You’re selling widgets. Wonderful, world-class widgets, I understand. But you’ve been beat up by internet sales and big box stores – they just don’t have the overhead of your business so they’re undercutting your prices at every turn. If you match the prices, you’ll destroy your profit. But with higher prices, you’re losing sales. It’s a no-win situation.
Perhaps one reason why customers are running to cheaper suppliers is because you’re selling nothing BUT those widgets. Certainly the widgets are being used in something larger, which can open up a whole realm of possibilities for services:
- Helping the customer to never waste one widget - by always having the right one, having it delivered just in time, by removing errors in the next step of the process
- Taking on the next step of the process as well, whether that’s customizing the widget, assembling it into a larger machine, or just packaging it for future sale
- Growing the market for everyone, by leading the effort to convince everyone on the planet that they need to have “a widget a day”

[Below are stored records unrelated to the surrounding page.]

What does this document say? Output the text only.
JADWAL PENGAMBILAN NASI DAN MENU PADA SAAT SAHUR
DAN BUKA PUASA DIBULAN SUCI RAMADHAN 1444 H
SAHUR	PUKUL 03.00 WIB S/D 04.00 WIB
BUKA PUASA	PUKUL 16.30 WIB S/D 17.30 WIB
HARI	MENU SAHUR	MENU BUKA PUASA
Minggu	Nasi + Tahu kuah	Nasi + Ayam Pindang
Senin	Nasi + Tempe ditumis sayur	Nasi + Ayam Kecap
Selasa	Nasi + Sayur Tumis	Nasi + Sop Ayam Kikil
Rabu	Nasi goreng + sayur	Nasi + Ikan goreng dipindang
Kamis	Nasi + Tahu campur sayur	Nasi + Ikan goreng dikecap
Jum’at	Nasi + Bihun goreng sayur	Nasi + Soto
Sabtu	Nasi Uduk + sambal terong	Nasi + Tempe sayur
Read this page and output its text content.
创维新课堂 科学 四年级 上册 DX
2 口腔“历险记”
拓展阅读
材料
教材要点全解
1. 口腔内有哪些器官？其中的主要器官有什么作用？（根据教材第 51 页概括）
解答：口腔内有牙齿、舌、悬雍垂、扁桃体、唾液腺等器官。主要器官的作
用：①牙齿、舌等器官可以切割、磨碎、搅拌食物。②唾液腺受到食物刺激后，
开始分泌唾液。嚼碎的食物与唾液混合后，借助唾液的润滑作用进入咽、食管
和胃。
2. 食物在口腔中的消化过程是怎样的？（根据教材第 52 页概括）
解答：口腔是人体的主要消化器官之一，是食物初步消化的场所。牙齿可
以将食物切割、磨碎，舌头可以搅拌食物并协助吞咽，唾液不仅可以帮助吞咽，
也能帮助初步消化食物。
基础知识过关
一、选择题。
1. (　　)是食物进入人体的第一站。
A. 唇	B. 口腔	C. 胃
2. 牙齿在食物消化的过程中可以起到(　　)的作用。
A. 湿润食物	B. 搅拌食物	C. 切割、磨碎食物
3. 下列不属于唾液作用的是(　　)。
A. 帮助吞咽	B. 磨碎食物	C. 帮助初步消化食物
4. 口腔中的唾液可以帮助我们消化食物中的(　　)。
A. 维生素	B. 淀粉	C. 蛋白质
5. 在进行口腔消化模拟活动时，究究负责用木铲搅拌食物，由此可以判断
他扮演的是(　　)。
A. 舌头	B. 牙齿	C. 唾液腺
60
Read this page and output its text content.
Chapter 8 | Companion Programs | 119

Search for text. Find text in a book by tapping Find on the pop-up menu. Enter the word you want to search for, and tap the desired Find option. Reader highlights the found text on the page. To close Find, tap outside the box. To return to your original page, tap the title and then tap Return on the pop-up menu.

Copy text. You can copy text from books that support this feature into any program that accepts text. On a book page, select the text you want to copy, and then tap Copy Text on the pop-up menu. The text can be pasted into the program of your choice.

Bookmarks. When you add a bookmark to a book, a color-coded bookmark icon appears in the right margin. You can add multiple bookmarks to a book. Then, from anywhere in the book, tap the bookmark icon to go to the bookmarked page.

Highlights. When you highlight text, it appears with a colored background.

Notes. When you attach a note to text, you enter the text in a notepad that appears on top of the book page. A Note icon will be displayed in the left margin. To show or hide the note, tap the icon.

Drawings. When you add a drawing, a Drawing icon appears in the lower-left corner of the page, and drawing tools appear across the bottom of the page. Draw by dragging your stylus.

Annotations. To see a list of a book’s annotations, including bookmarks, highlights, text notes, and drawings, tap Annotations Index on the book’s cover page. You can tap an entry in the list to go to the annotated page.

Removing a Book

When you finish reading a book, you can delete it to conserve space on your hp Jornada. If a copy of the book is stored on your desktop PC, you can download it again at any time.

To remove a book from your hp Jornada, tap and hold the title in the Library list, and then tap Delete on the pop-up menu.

- Removing some of your customer’s expense, perhaps by taking part of their load for end customer support or managing their inventory
OK, this talk about generic “widgets” can get a bit dry. Let’s go back to a specific example.
If you’re selling craft supplies, suppose you expand that to deliver workshops for people who are looking for neat craft ideas and to build their skills. This can help your business in several ways:
- If you’re delivering real value, the workshops can themselves become an income stream for you.
- Attendees can see first-hand that you supply much more than just the few products they were aware of.
- You can sell your supplies in conjunction with the workshop – not only what’s used in the workshop itself, but a package of products that the person can take home for their NEXT few projects.
- You will differentiate your business from competitors, thus forming a more personal relationship with your customers.
We have to look at this objectively, though. An amazing amount of this kind of information is available for free on Youtube. It’s not trivial to deliver a workshop and claim that customers can’t get the information elsewhere. But they DO get a hands-on experience, one-on-one assistance, and relationships with you and other attendees.
Try getting THAT with an internet or big box supplier!